05-19-2007 09:29 AM - edited 03-10-2019 01:41 PM
what signature catches the misuse of port 80 ?
Solved! Go to Solution.
05-19-2007 10:09 AM
The HTTP Inspection engine feature allows users to detect and prohibit HTTP connections?such as tunneling over port 80, unauthorized request methods, and non-HTTP compliant file transfers.
This gives better idea for IOS based IPS
http://www.cisco.com/en/US/products/ps6350/products_configuration_guide_chapter09186a0080455acb.html
-Hoogen
Do rate if this post helps :)
05-19-2007 10:09 AM
The HTTP Inspection engine feature allows users to detect and prohibit HTTP connections?such as tunneling over port 80, unauthorized request methods, and non-HTTP compliant file transfers.
This gives better idea for IOS based IPS
http://www.cisco.com/en/US/products/ps6350/products_configuration_guide_chapter09186a0080455acb.html
-Hoogen
Do rate if this post helps :)
05-19-2007 10:16 AM
Well I really meant the IPS Appliances not the router IPS
I wanted to stop some p2p trafficking using a ips 4215
05-21-2007 03:24 AM
Hi,
I kind of tried looking around for a solution for your problem the only thing I seem to come up with is Custom signature.
I picked up something for Kazaa a p2p application. THe first thing is that you need to capture those packets using ethereal or any packet sniffer tools. Pick up a sample traffic. Look for something in the traffic sample that will identify the Kazaa application.
Signature identify key parts of the traffic which wouldn't change. For Kazaa the payload seems to have the same last 6 bytes in multiple captures.
Traffic characteristics, usually an UDP packet, Payload always ends with the same 6 bytes, payload ends in "kazaa" followed by null (ox00)
Custom Signature Settings
- Engine: ATOMIC.IP
- L4 Protocol of UDP
- Payload Regex: [Kk][Aa][Zz][Aa][Aa]\x00
Create a custom signature based on this:
In event action you could ask for a Produce Verbose alert. Specify the Layer 4 protocol. Use the Payload inspection to specify the regex.

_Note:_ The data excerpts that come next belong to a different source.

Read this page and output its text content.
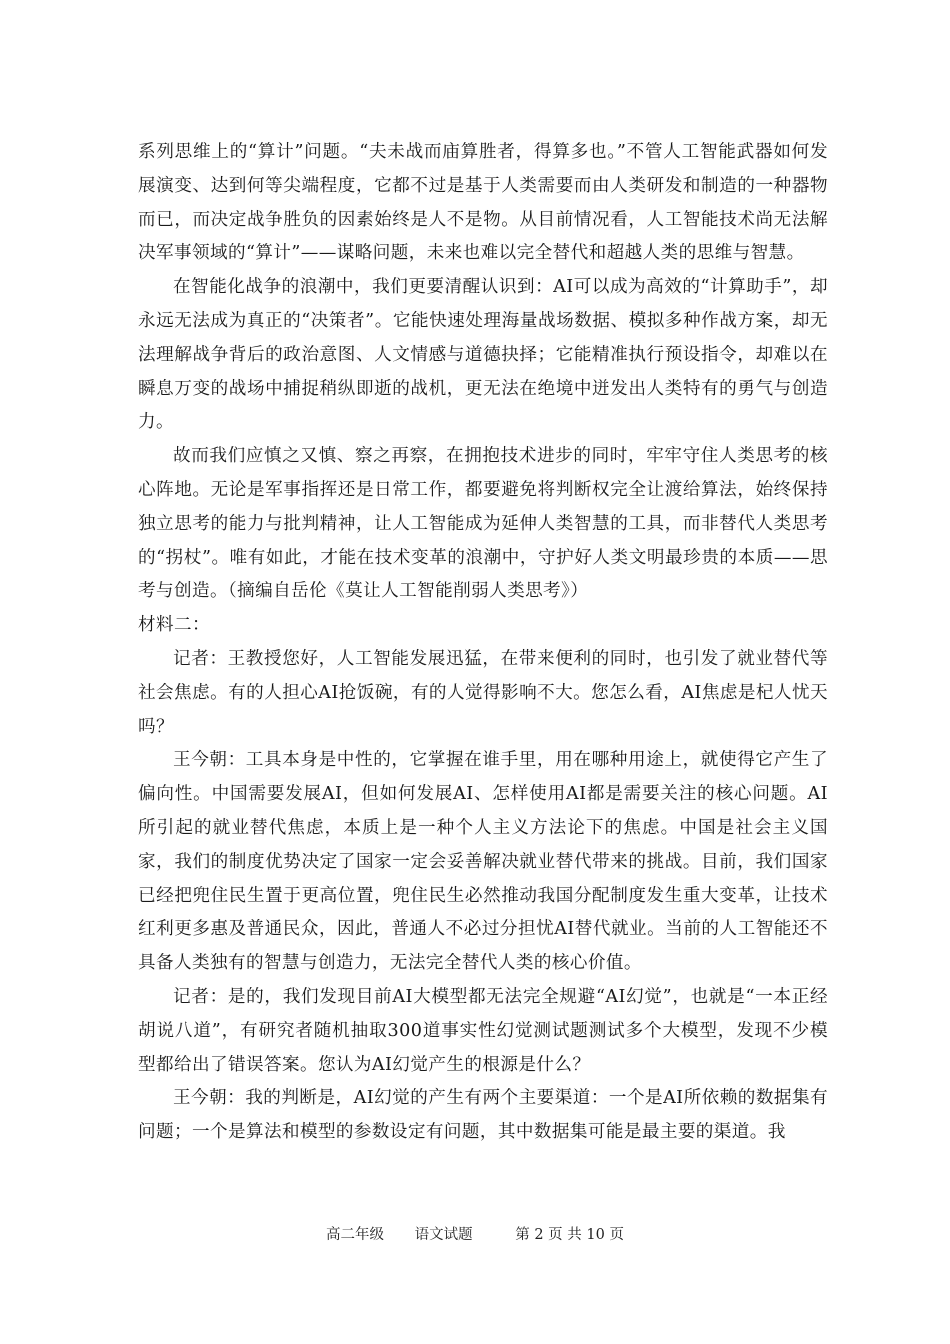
系列思维上的“算计”问题。“夫未战而庙算胜者，得算多也。”不管人工智能武器如何发展演变、达到何等尖端程度，它都不过是基于人类需要而由人类研发和制造的一种器物而已，而决定战争胜负的因素始终是人不是物。从目前情况看，人工智能技术尚无法解决军事领域的“算计”——谋略问题，未来也难以完全替代和超越人类的思维与智慧。

在智能化战争的浪潮中，我们更要清醒认识到：AI可以成为高效的“计算助手”，却永远无法成为真正的“决策者”。它能快速处理海量战场数据、模拟多种作战方案，却无法理解战争背后的政治意图、人文情感与道德抉择；它能精准执行预设指令，却难以在瞬息万变的战场中捕捉稍纵即逝的战机，更无法在绝境中迸发出人类特有的勇气与创造力。

故而我们应慎之又慎、察之再察，在拥抱技术进步的同时，牢牢守住人类思考的核心阵地。无论是军事指挥还是日常工作，都要避免将判断权完全让渡给算法，始终保持独立思考的能力与批判精神，让人工智能成为延伸人类智慧的工具，而非替代人类思考的“拐杖”。唯有如此，才能在技术变革的浪潮中，守护好人类文明最珍贵的本质——思考与创造。（摘编自岳伦《莫让人工智能削弱人类思考》）

材料二：

记者：王教授您好，人工智能发展迅猛，在带来便利的同时，也引发了就业替代等社会焦虑。有的人担心AI抢饭碗，有的人觉得影响不大。您怎么看，AI焦虑是杞人忧天吗？

王今朝：工具本身是中性的，它掌握在谁手里，用在哪种用途上，就使得它产生了偏向性。中国需要发展AI，但如何发展AI、怎样使用AI都是需要关注的核心问题。AI所引起的就业替代焦虑，本质上是一种个人主义方法论下的焦虑。中国是社会主义国家，我们的制度优势决定了国家一定会妥善解决就业替代带来的挑战。目前，我们国家已经把兜住民生置于更高位置，兜住民生必然推动我国分配制度发生重大变革，让技术红利更多惠及普通民众，因此，普通人不必过分担忧AI替代就业。当前的人工智能还不具备人类独有的智慧与创造力，无法完全替代人类的核心价值。

记者：是的，我们发现目前AI大模型都无法完全规避“AI幻觉”，也就是“一本正经胡说八道”，有研究者随机抽取300道事实性幻觉测试题测试多个大模型，发现不少模型都给出了错误答案。您认为AI幻觉产生的根源是什么？

王今朝：我的判断是，AI幻觉的产生有两个主要渠道：一个是AI所依赖的数据集有问题；一个是算法和模型的参数设定有问题，其中数据集可能是最主要的渠道。我

高二年级 语文试题	第 2 页 共 10 页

Leave the signature turned on for atleast a week or two. And check for results.
But you have pre-defined signatures too for p2p traffic clients like
Kazaa 5534 sub sig id 0,1,&2.
Bittorent 11020,11030.
edonkey 11018.
MOst engines doing this inspection would be string.tcp or atomic.ip.
You can search your signature details in this site and then tune the signature to deny the connection inline.
http://tools.cisco.com/MySDN/Intelligence/searchSignatures.x
HTH
Hoogen
Do rate helpful posts :)
05-21-2007 02:54 PM
Hey man Thanks for all the help !!! I found the answer... the signature 12674 does stop non-http traffic.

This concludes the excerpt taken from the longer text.